Réussir à faire rire ou réussir à toucher, rester dans la légèreté d’un divertissement ou la profondeur d’une œuvre d’art marquante, l’une ou l’autre de ces visions du cinéma ne peuvent être hiérarchisé tant elles apportent tous deux différemment à chacune, mais les combiner en revanche reste une performance rarement accomplie. Mrs Doubtfire ou encore Kramer contre Kramer, bien qu’ici il s’agisse plus d’un divorce de pensé que de sentiment, peuvent en être des exemples par cette double réussite, là où malheureusement Un divan à Tunis se perd quelque peu. En effet, malgré un sujet des plus actuel et engagé politiquement, le premier film de Manele Labidi manque cruellement de cette folie, d’une certaine générosité dans le dispositif qui parvient à transcender une comédie. Ainsi, on suit au cours du film Selma, diplômée de psychanalyse en France, revenir dans son pays d’origine, la Tunisie, pour y tenter d’exercer ces mêmes fonctions malgré les préjugés de ces habitants et les nombreuses contraintes administratives.

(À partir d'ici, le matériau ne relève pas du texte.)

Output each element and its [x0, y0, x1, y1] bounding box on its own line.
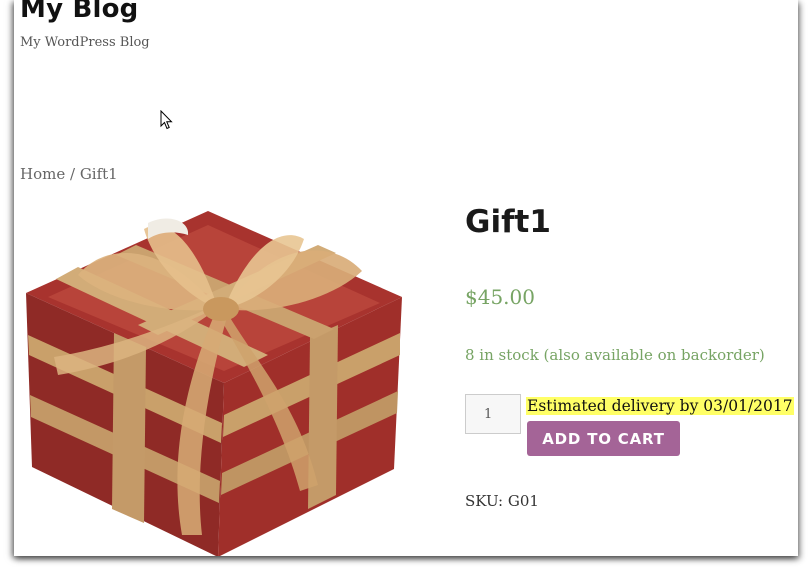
- product-title: Gift1: [465, 204, 551, 240]
- stock-status: 8 in stock (also available on backorder): [465, 346, 765, 364]
- breadcrumb: Home / Gift1: [20, 165, 118, 183]
- breadcrumb-separator: /: [65, 165, 80, 183]
- add-to-cart-button[interactable]: ADD TO CART: [527, 421, 680, 456]
- breadcrumb-home-link[interactable]: Home: [20, 165, 65, 183]
- estimated-delivery-text: Estimated delivery by 03/01/2017: [526, 397, 794, 415]
- mouse-cursor-icon: [160, 110, 173, 130]
- product-sku: SKU: G01: [465, 492, 539, 510]
- site-description: My WordPress Blog: [20, 35, 150, 50]
- gift-box-image[interactable]: [18, 205, 410, 556]
- quantity-input[interactable]: [465, 394, 521, 434]
- breadcrumb-current: Gift1: [79, 165, 118, 183]
- product-price: $45.00: [465, 285, 535, 309]
- page-frame: My Blog My WordPress Blog Home / Gift1 G…: [14, 0, 798, 556]
- site-title[interactable]: My Blog: [20, 0, 138, 24]
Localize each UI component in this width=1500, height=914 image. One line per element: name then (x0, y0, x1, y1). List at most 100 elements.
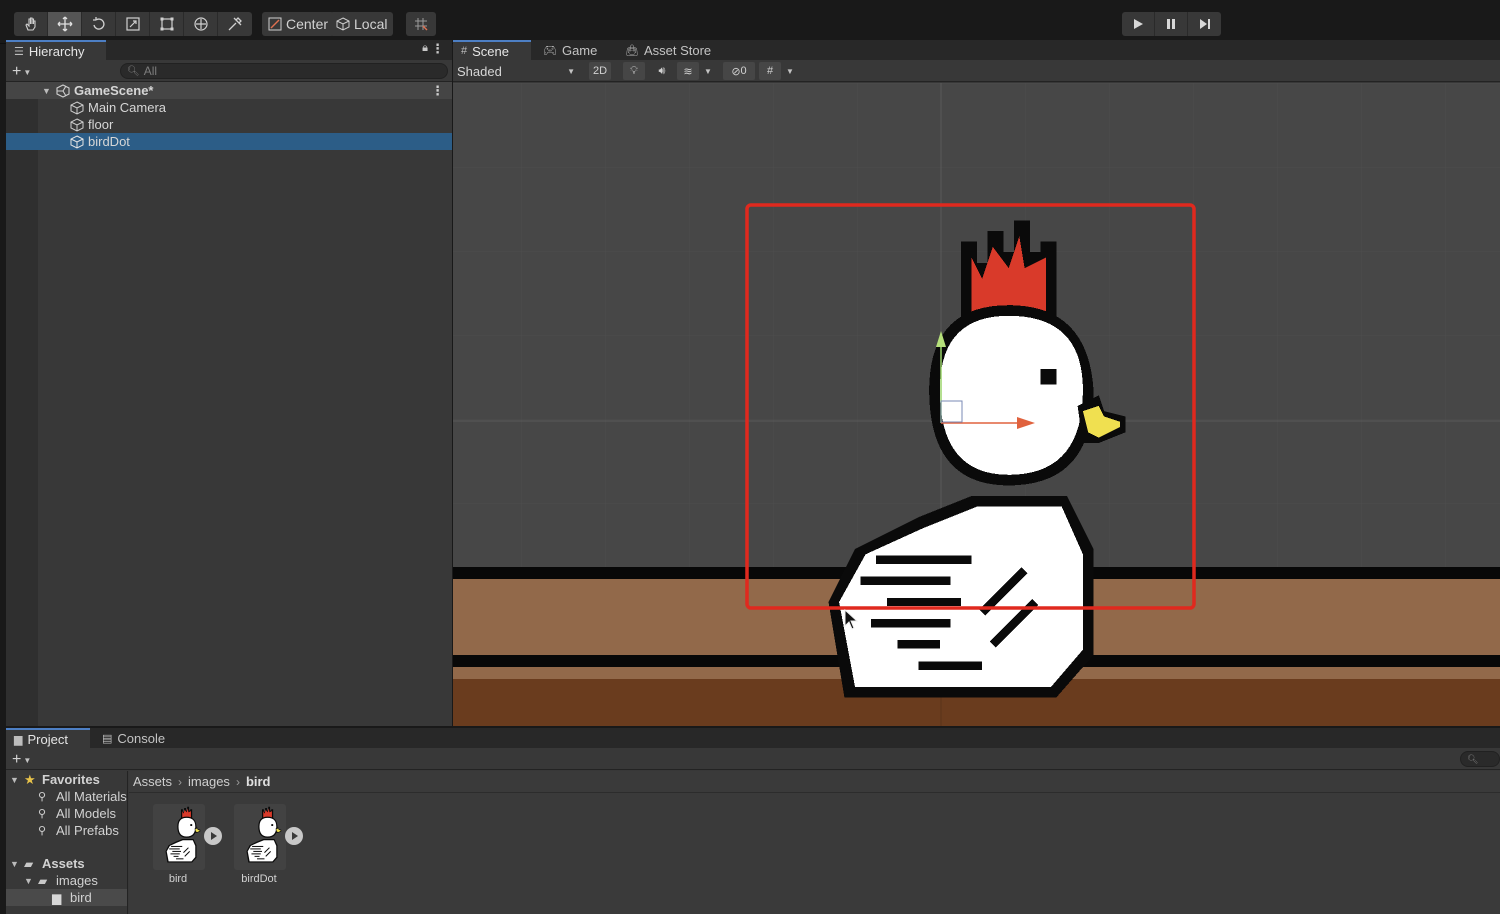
breadcrumb-item[interactable]: bird (246, 774, 271, 789)
lock-icon[interactable]: 🔒︎ (422, 42, 428, 55)
toggle-2d-label: 2D (592, 65, 608, 77)
grid-toggle[interactable]: # (759, 62, 781, 80)
play-button[interactable] (1122, 12, 1155, 36)
breadcrumb-item[interactable]: Assets (133, 774, 172, 789)
toggle-2d-button[interactable]: 2D (589, 62, 611, 80)
pivot-mode-button[interactable]: Center (262, 12, 335, 36)
lighting-toggle[interactable]: 💡︎ (623, 62, 645, 80)
pivot-space-button[interactable]: Local (330, 12, 394, 36)
hand-tool-button[interactable] (14, 12, 48, 36)
chevron-right-icon: › (178, 774, 183, 789)
create-dropdown[interactable]: + ▼ (12, 63, 31, 81)
plus-icon: + (12, 751, 22, 768)
tab-asset-store-label: Asset Store (643, 42, 712, 58)
hierarchy-item-label: birdDot (88, 134, 130, 149)
audio-toggle[interactable]: 🔊︎ (651, 62, 673, 80)
hierarchy-tree (6, 83, 452, 726)
bird-head (259, 817, 277, 837)
tab-game[interactable]: 🎮︎ Game (535, 40, 605, 60)
folder-images[interactable]: ▼ ▰ images (6, 872, 127, 889)
transform-tool-button[interactable] (184, 12, 218, 36)
chevron-down-icon: ▼ (23, 67, 32, 77)
search-icon: 🔍︎ (127, 65, 140, 77)
tab-console[interactable]: ▤ Console (94, 728, 173, 748)
step-icon (1199, 19, 1210, 29)
foldout-arrow-icon[interactable]: ▼ (24, 876, 33, 886)
rect-icon (160, 17, 173, 31)
tab-asset-store[interactable]: 👜︎ Asset Store (617, 40, 719, 60)
pivot-center-icon (268, 17, 282, 31)
hierarchy-item-label: floor (88, 117, 114, 132)
play-animation-icon[interactable] (204, 827, 222, 845)
hidden-objects-toggle[interactable]: ⊘ 0 (723, 62, 755, 80)
hierarchy-panel: ☰ Hierarchy 🔒︎ ⋮ + ▼ 🔍︎ All ▼ GameScene* … (6, 40, 452, 726)
asset-bird[interactable]: bird (153, 804, 223, 886)
scene-panel: # Scene 🎮︎ Game 👜︎ Asset Store Shaded ▼ … (453, 40, 1500, 726)
folder-label: images (56, 873, 98, 888)
foldout-arrow-icon[interactable]: ▼ (10, 775, 19, 785)
rotate-tool-button[interactable] (82, 12, 116, 36)
asset-birddot[interactable]: birdDot (234, 804, 304, 886)
project-search-input[interactable]: 🔍︎ (1460, 751, 1500, 767)
hierarchy-item-label: Main Camera (88, 100, 167, 115)
rotate-icon (92, 17, 105, 30)
speaker-icon: 🔊︎ (658, 64, 666, 77)
plus-icon: + (12, 63, 22, 80)
tab-hierarchy[interactable]: ☰ Hierarchy (6, 40, 106, 60)
chevron-down-icon: ▼ (567, 66, 575, 76)
assets-row[interactable]: ▼ ▰ Assets (6, 855, 127, 872)
shading-mode-dropdown[interactable]: Shaded ▼ (453, 62, 579, 80)
effects-toggle[interactable]: ≋ (677, 62, 699, 80)
project-folder-tree: ▼ ★ Favorites ⚲ All Materials ⚲ All Mode… (6, 771, 128, 914)
chevron-down-icon: ▼ (23, 755, 32, 765)
bird-eye (1040, 368, 1057, 385)
play-icon (1134, 19, 1143, 29)
breadcrumb-item[interactable]: images (188, 774, 230, 789)
scene-viewport[interactable] (453, 83, 1500, 726)
search-icon: 🔍︎ (1467, 753, 1479, 764)
grid-dropdown[interactable]: ▼ (783, 62, 797, 80)
hierarchy-search-input[interactable]: 🔍︎ All (120, 63, 448, 79)
favorite-label: All Prefabs (56, 823, 119, 838)
bird-eye (190, 824, 193, 826)
favorite-all-prefabs[interactable]: ⚲ All Prefabs (6, 822, 127, 839)
assets-label: Assets (42, 856, 85, 871)
bird-body (247, 840, 277, 862)
scale-tool-button[interactable] (116, 12, 150, 36)
custom-tool-button[interactable] (218, 12, 252, 36)
foldout-arrow-icon[interactable]: ▼ (42, 86, 51, 96)
grid-icon: # (766, 65, 774, 77)
foldout-arrow-icon[interactable]: ▼ (10, 859, 19, 869)
bird-body (166, 840, 196, 862)
rect-tool-button[interactable] (150, 12, 184, 36)
pause-button[interactable] (1155, 12, 1188, 36)
tab-scene[interactable]: # Scene (453, 40, 531, 60)
effects-dropdown[interactable]: ▼ (701, 62, 715, 80)
hierarchy-item-floor[interactable]: floor (6, 116, 452, 133)
lightbulb-icon: 💡︎ (630, 64, 638, 77)
favorite-all-models[interactable]: ⚲ All Models (6, 805, 127, 822)
grid-snap-button[interactable] (406, 12, 436, 36)
hierarchy-item-birddot[interactable]: birdDot (6, 133, 452, 150)
play-animation-icon[interactable] (285, 827, 303, 845)
transform-icon (193, 17, 208, 31)
chevron-down-icon: ▼ (786, 66, 794, 76)
unity-scene-icon (56, 83, 70, 98)
step-button[interactable] (1188, 12, 1221, 36)
tab-project[interactable]: ▆ Project (6, 728, 90, 748)
create-asset-dropdown[interactable]: + ▼ (12, 751, 31, 769)
favorites-label: Favorites (42, 772, 100, 787)
chevron-right-icon: › (235, 774, 240, 789)
scene-row[interactable]: ▼ GameScene* ⋮ (6, 82, 452, 99)
tab-game-label: Game (561, 42, 598, 58)
hierarchy-item-main-camera[interactable]: Main Camera (6, 99, 452, 116)
shading-mode-value: Shaded (457, 63, 502, 79)
move-tool-button[interactable] (48, 12, 82, 36)
panel-menu-icon[interactable]: ⋮ (431, 41, 444, 57)
chevron-down-icon: ▼ (704, 66, 712, 76)
favorites-row[interactable]: ▼ ★ Favorites (6, 771, 127, 788)
favorite-all-materials[interactable]: ⚲ All Materials (6, 788, 127, 805)
play-controls (1122, 12, 1221, 36)
folder-bird[interactable]: ▆ bird (6, 889, 127, 906)
scene-menu-icon[interactable]: ⋮ (431, 83, 444, 99)
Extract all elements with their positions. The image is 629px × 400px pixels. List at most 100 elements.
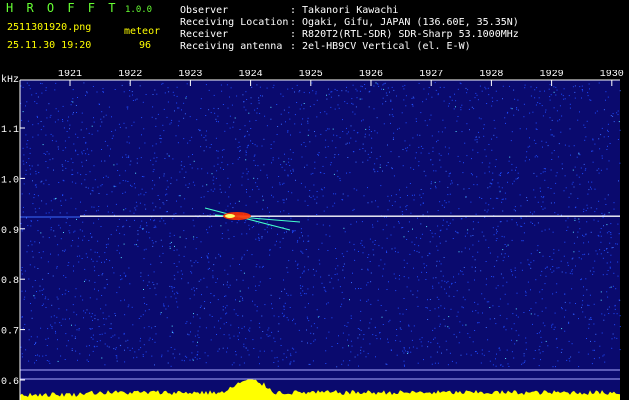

Tout ceci nous donne alors à nous spectateur une comédie séduisante, amusante sans être hilarante forcément, dépourvus de grandes ambitions si ce n’est tout de même d’évoquer un sujet, parler de gens qu’on ne voit que très peu aujourd’hui au cinéma. Le récit nous présente alors de nombreux personnages pour créer cette belle communauté de banlieue de Tunis, bien que ceux-ci soient souvent très caricaturaux, ce qui empêche alors de pouvoir s’y identifier complètement. L’intrigue est quant à elle suffisante pour capter notre attention bien qu’elle puisse manquer toujours de ce grain de folie pour que ce film arrive pleinement à se démarquer. D’autre part, la Tunisie ici au cœur du propos politique, est tournée en dérision au possible par le décalage notamment de certaines situations en comparaison avec l’occident, que ce soit d’une partie des mentalités, des voitures, ou même simplement des pauses déjeuner. Tout ceci nous rend cet univers captivant, attachant et plein d’espoir et c’est notamment par cet aspect que le film réussi son pari par le fait de pouvoir y intégrer absolument tout spectateur, quelques soit ses connaissances du propos, sans quoi l’aspect comique du film n’aurait alors que très peut fonctionner.
On observe donc ici un film très rythmé, aux dialogues bien écrits où aucune baisse de régime ne nous sort de l’histoire du début à la fin. Selma occupe toute notre attention par la légitimité du combat qu’elle mène sous nos yeux et le jeu d’acteur à souligner de Golshifte Farahani n’y est évidemment pas pour rien. Toutefois, le fond de pensé de cette comédie légère est peu identifiable tout comme les solutions proposées, les personnages sont caricaturaux, avec par exemple le policier dragueur, dur et sérieux suivi de ces acolytes simples d’esprit, la sœur rebelle entêté qui enchaîne bêtises sur bêtises, ou encore la mère réfractaire de base qui se retrouve à finalement à accepter la psychanalyse. Toute cette communauté bien qu’amusante peine à nous faire rire ou même nous toucher pleinement, l’auteur ne parvient pas vraiment à ajouter de l’épaisseur à son œuvre, à cueillir toutes les possibilités de son idée de base qui paraissait toutefois très intéressante. Un juste milieu semble ainsi vouloir être recherché sans parvenir toutefois à trouver une cohérence globale malgré toute la sympathie que l’on éprouve pour chaque personnage, ce qui donne tout de même un film plaisant et prometteur pour la jeune réalisatrice.